If all the revelations from the Mueller report came out at once, and we read the findings cold, the document would effectively end Trump's presidency.
The back of Donald Trump is pictured in Rochester, N.H., Sept. 17, 2015.
The back of Donald Trump is pictured in Rochester, N.H., Sept. 17, 2015.

The New York Times published an interesting overview of Special Counsel Robert Mueller's report, which included a notable challenge to readers: "Imagine reading this report cold."

Prosecutors describe a president who was preoccupied with ending a federal investigation, a White House that repeatedly told misleading and changing stories, and a presidential campaign that was in repeated contact with Russian officials for reasons that are not always clear.Even though prosecutors concluded that didn't amount to provably criminal conduct, the report is astounding in its sweep. Yet it is also a reminder of how much the public has learned over the past two years about Mr. Trump's conduct.If the American public or members of Congress were learning these things for the first time, the political fallout would normally be devastating. The consequences of the report remain to be seen, but if people are not surprised or shocked by the revelations, then Mr. Trump may have benefited by the steady drip of news stories he has so loudly criticized.

It brings us back to the cruel fable about boiling a frog, which came to the fore shortly after Mueller first submitted his findings to Attorney General Bill Barr.

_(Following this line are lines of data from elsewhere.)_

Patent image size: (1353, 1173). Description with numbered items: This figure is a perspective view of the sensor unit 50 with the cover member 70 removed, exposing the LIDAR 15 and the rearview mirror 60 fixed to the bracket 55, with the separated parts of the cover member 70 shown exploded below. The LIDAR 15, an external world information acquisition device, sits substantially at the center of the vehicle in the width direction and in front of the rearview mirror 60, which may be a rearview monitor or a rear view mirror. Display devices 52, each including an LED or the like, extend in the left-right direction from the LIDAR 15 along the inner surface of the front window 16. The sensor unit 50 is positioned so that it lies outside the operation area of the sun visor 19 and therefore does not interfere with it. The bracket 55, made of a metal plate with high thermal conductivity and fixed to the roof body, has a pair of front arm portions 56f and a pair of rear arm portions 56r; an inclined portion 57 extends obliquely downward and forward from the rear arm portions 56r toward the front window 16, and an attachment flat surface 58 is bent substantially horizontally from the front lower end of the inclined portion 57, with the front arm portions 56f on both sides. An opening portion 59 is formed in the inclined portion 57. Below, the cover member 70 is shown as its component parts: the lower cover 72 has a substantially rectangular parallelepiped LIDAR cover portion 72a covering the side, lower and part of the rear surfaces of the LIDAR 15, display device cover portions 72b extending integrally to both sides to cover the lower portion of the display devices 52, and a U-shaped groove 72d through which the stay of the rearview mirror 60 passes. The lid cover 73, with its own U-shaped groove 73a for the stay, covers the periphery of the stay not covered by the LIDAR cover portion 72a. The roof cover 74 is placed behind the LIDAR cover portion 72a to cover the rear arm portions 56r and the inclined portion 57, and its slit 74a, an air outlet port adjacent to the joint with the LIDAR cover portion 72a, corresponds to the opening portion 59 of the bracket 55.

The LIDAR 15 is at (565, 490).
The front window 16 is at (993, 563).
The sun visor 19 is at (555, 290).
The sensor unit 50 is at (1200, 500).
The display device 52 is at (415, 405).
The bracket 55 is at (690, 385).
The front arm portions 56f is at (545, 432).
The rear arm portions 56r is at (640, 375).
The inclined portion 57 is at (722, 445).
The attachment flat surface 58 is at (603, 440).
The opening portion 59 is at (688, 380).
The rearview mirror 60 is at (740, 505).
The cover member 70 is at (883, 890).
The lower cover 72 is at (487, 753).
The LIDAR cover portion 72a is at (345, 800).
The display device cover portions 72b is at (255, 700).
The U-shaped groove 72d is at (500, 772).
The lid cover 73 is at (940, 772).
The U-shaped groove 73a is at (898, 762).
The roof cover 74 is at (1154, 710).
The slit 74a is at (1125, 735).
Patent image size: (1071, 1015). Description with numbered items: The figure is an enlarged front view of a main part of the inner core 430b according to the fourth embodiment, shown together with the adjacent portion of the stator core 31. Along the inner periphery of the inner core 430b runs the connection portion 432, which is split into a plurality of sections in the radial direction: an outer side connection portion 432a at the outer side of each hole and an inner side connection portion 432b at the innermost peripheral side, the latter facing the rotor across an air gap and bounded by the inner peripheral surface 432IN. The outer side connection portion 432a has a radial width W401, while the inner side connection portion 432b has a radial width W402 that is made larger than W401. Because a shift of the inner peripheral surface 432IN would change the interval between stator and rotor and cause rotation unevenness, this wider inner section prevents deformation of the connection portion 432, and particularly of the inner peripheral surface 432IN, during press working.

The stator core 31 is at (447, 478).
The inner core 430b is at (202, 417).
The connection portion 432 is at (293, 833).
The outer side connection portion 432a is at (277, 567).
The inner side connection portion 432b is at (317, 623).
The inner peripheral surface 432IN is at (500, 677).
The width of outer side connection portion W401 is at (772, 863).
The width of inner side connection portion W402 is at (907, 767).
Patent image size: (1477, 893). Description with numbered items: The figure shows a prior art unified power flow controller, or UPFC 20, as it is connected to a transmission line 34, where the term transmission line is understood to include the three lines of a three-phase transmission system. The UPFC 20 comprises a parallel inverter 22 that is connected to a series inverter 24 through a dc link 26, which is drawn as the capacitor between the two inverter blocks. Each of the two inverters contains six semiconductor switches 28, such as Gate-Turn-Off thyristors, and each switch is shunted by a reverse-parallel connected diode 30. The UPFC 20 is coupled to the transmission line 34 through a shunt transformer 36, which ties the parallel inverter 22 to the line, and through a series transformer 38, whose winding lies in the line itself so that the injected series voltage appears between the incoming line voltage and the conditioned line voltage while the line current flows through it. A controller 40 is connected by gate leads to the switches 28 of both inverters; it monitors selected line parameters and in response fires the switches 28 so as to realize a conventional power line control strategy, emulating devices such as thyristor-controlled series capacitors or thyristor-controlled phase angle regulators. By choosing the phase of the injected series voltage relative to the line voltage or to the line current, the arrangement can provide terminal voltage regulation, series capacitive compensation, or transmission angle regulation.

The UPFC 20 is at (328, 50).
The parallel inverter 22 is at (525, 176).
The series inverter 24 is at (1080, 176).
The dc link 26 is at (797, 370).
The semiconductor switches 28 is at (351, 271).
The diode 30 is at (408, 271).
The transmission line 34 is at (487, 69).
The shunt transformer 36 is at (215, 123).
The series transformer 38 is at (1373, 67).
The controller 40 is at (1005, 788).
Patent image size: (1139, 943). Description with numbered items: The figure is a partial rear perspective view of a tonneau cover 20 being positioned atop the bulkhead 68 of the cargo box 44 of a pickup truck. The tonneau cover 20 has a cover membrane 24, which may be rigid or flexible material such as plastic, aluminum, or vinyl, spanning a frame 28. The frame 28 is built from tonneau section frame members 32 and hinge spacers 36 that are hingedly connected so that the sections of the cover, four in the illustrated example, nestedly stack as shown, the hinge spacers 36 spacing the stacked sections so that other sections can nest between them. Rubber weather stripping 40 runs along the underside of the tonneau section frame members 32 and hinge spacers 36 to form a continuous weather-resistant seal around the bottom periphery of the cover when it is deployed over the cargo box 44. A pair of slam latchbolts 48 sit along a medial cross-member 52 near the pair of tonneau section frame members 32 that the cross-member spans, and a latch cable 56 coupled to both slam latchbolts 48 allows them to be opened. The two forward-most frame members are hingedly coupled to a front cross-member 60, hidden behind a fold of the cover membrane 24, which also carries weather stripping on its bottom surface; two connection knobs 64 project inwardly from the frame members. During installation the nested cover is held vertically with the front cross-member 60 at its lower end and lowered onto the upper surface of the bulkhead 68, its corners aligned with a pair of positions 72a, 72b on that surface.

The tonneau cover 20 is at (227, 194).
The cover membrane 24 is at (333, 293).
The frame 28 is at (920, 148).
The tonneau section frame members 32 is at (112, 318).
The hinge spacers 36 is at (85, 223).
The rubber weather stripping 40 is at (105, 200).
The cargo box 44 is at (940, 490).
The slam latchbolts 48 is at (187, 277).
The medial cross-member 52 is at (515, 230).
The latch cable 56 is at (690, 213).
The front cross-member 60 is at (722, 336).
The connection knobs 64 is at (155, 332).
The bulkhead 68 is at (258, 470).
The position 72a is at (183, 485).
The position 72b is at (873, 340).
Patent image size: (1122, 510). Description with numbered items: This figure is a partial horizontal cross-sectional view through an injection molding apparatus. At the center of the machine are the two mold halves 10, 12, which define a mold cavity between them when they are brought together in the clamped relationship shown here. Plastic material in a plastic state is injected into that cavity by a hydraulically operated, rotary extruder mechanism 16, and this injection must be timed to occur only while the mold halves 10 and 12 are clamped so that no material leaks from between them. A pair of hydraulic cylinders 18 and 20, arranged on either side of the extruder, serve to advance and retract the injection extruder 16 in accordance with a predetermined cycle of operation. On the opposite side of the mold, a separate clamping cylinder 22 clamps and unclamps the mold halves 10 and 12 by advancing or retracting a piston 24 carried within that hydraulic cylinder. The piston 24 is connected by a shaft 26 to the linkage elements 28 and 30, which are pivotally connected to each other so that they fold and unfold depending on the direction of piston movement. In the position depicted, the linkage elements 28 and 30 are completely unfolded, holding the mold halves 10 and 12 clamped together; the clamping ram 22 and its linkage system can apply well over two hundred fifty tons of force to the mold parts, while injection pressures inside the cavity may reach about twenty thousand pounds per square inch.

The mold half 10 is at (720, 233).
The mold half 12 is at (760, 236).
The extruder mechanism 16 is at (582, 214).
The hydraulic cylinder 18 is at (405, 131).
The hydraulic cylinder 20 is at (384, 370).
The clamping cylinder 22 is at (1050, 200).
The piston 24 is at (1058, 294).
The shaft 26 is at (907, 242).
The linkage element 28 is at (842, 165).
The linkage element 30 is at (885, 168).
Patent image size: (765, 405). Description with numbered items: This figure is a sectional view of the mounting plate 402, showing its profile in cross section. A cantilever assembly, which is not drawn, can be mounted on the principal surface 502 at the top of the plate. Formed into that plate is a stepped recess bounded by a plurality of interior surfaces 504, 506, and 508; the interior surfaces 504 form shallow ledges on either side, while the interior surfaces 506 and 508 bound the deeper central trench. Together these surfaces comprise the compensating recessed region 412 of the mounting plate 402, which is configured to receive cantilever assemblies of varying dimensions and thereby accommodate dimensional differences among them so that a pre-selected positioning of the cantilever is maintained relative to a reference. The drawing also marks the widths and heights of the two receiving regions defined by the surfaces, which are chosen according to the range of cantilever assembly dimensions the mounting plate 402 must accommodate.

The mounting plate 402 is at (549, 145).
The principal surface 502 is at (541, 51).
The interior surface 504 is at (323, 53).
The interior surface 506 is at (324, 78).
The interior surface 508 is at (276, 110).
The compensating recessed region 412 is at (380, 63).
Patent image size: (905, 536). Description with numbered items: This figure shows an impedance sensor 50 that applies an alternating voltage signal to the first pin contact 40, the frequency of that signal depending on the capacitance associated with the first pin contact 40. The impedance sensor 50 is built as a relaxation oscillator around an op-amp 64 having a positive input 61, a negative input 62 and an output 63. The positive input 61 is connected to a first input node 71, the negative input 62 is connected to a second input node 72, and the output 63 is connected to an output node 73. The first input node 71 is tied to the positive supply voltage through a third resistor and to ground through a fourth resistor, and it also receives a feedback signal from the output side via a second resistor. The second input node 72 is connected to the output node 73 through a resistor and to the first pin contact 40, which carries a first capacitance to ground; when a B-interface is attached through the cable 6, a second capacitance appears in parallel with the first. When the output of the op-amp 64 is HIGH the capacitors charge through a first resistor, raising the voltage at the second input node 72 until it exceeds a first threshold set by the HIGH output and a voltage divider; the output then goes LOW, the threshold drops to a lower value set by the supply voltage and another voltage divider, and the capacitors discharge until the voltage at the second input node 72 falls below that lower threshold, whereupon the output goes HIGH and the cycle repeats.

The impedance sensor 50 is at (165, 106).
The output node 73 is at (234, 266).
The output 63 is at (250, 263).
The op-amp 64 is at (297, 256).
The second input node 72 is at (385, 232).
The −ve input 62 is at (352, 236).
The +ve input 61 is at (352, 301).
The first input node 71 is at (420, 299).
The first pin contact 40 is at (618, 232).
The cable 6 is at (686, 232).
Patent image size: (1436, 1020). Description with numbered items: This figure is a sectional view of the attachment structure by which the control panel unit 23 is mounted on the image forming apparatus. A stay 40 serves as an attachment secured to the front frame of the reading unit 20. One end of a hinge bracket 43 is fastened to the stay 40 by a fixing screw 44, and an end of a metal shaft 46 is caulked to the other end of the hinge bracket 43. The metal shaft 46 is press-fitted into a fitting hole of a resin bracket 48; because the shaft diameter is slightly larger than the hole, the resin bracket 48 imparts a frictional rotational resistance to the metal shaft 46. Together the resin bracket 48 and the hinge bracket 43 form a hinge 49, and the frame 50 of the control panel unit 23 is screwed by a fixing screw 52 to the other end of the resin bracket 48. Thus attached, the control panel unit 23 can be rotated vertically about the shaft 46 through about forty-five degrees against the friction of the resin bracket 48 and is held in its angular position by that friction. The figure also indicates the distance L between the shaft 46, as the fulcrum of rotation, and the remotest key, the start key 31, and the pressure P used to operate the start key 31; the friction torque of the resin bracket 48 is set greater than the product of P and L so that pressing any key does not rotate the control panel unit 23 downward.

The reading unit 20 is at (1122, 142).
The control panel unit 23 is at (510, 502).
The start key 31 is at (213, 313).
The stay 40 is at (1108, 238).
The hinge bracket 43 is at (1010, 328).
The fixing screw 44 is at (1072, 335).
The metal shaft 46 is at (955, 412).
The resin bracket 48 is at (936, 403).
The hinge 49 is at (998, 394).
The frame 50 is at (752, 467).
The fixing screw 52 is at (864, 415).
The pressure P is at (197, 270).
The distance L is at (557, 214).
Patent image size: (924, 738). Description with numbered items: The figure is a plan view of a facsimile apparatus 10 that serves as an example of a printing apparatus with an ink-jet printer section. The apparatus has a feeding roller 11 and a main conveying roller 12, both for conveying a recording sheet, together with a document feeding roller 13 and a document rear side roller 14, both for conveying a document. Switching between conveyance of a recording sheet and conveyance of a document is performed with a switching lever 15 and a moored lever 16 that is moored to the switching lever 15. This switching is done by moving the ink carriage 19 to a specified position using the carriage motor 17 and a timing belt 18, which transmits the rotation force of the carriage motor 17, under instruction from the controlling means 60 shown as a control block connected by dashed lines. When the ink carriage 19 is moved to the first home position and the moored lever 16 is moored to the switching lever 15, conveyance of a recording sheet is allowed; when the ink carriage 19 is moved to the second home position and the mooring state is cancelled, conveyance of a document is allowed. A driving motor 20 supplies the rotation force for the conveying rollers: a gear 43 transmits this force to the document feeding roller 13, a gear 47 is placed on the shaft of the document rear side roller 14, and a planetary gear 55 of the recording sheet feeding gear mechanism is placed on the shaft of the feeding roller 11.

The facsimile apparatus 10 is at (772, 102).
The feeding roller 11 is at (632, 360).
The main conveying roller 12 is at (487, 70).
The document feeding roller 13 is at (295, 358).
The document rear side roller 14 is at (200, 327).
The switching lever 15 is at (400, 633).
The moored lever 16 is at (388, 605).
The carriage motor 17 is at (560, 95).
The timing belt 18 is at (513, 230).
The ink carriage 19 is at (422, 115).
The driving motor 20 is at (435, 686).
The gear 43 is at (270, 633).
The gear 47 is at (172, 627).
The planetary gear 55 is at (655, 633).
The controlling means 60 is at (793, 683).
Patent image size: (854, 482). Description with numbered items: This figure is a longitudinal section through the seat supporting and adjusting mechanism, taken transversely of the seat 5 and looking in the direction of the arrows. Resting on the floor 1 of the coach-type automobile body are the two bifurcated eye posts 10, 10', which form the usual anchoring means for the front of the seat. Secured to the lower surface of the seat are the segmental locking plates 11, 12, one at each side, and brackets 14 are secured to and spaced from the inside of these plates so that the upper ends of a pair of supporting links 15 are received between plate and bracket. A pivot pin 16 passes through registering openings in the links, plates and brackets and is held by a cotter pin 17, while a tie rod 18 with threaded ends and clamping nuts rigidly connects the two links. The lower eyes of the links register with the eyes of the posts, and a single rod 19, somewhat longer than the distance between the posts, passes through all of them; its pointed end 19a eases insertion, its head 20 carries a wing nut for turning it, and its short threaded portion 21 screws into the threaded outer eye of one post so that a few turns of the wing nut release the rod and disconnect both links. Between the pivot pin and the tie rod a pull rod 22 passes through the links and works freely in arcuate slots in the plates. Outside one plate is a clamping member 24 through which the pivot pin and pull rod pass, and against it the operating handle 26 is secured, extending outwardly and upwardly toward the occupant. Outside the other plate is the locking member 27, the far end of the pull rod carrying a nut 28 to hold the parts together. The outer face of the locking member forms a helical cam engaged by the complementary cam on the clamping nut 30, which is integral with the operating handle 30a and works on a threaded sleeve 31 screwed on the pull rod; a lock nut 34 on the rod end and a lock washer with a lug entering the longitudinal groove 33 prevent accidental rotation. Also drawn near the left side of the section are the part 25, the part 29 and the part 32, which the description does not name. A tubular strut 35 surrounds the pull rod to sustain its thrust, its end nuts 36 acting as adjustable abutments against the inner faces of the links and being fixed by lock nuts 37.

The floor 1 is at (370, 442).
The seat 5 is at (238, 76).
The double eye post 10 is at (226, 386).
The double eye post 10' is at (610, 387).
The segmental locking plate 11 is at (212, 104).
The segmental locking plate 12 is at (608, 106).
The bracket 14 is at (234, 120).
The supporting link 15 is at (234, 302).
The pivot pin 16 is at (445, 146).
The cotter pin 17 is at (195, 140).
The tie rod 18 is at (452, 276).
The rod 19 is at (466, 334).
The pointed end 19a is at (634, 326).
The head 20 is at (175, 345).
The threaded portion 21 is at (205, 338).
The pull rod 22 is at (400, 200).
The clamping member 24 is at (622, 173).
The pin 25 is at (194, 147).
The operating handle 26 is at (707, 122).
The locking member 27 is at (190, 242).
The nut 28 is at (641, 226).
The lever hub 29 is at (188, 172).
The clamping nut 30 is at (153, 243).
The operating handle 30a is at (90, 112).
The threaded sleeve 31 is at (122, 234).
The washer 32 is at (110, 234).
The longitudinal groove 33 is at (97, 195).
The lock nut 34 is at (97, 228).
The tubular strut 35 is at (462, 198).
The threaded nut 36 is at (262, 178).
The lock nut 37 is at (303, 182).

The idea, as regular readers may recall, is straightforward: if someone were to throw a live frog into a pot of boiling water, the shock would be immediate and the frog would leap out.

But if the frog is placed in tepid water, and the temperature increased gradually, the frog would slowly acclimate to the hotter temperatures -- until it's too late.

Putting aside whether the fable is true, it offers some parallels to the revelations surrounding the Russia scandal. Reading the Mueller report yesterday, some of the disclosures were familiar because we'd learned of them before, by way of investigative reporting from major news organizations.

Despite the recent wave of condemnations about "the media" getting the Russia scandal wrong, journalists actually got nearly all of the story right. Coverage the White House condemned as "fake news" has since been corroborated.

For Donald Trump and his followers, the fact that the special counsel didn't indict the president effectively ends the conversation. The scandal was a mirage, they say, and those who took it seriously fell for a "hoax."

To believe this is plainly absurd, but it's also evidence of people who've chosen to play the role of the frog.

If we knew literally nothing about the Russia scandal before yesterday, the Mueller report would effectively end Trump's presidency. We now know America's sitting president lied and encouraged others to lie. We now know his political operation had "numerous links" with the Russian attackers who targeted our elections to put him in power. We now know Trump personally and repeatedly took a series of steps to undermine a federal criminal investigation -- in which he personally was a subject.

We also know, of course, that the investigation into this scandal led to felony charges against Trump's campaign chairman, deputy campaign chairman, White House national security adviser, and personal attorney -- each of whom have either been convicted, pleaded guilty, or both.

None of these observations are being contested by anyone. No one has even tried to argue that Mueller's assessments are incorrect. The findings are both devastating and widely accepted as fact.

If all of these truths came to the fore at once, the idea that Trump and his party would be pleased with the revelations would seem hopelessly insane. Talk of a White House "victory lap" would seem like an excerpt from a Lewis Carroll story in which reality had little meaning.

It's why it's all the more important to pause and take stock. News consumers and the rest of the political world have watched the process surrounding the special counsel investigation play out episodically, day by day, indictment by indictment, court hearing by court hearing, adapting as Mueller and his team gradually raised the temperature.

Yesterday, however, the water reached a boil.